Two recent developments have helped highlight the general problem caused by application or implementation of copyright law to restrict access to federal information and federally-funded information and with policies that otherwise restrict access to such information.
First, as many readers may know, Speaker of the House Nancy Pelosi launched a blog in February 2007, and she posted a video taken by a C-SPAN camera of a committee hearing on the blog. The House Republican Study Committee accused her of infringing C-SPAN's copyright in the video and misusing it for partisan purposes.
There was some question of whether this video was in the copyright public domain as a government work under Section 105, which withholds copyright protection from works of authorship created by federal employees within the scope of their employment.
C-SPAN takes the position that video of proceedings on the floor of the House is in the public domain but that its committee footage is under copyright because it is taken by non-federal employees. However, C-SPAN has adopted a policy (i.e. a license) that "permits" non-commercial use of certain footage with attribution. (See also http://www.lessig.org/blog/archives/003718.shtml.)
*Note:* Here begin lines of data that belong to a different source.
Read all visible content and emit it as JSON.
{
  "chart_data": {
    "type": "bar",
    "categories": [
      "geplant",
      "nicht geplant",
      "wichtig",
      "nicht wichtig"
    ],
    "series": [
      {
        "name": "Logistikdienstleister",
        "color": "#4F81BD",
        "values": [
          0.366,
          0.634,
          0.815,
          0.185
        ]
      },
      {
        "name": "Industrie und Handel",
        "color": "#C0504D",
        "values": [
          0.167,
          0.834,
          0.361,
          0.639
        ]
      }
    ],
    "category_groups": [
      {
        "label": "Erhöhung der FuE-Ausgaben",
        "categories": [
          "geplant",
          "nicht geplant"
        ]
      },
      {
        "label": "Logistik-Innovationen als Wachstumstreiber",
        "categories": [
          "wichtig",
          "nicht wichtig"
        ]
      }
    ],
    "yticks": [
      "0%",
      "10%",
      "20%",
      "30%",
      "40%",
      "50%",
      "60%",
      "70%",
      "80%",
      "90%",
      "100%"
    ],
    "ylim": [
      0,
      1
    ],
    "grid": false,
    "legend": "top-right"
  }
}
Too many folks have assumed too quickly that all video is copyrightable. To be an "original work of authorship," the C-SPAN video must reflect a minimal spark of creativity on C-SPAN's part. If, as is likely, C-SPAN has little real choice about where to place its camera or how the room is lit, then there is a very real question about whether this video is in the public domain for lack of originality.
Second, capitolizing on the moment, a public interest coalition is rightly calling upon Congress to provide open access to the reports of the Congressional Research Service. These are U.S. Government works under copyright law, so this is not a copyright issue but a straight access issue.
This is an important step for the Movement for Open Access Law. For those who define open access as being solely about access to the scholarly literature, should appreciate and embrace this related movement for access to government-funded information.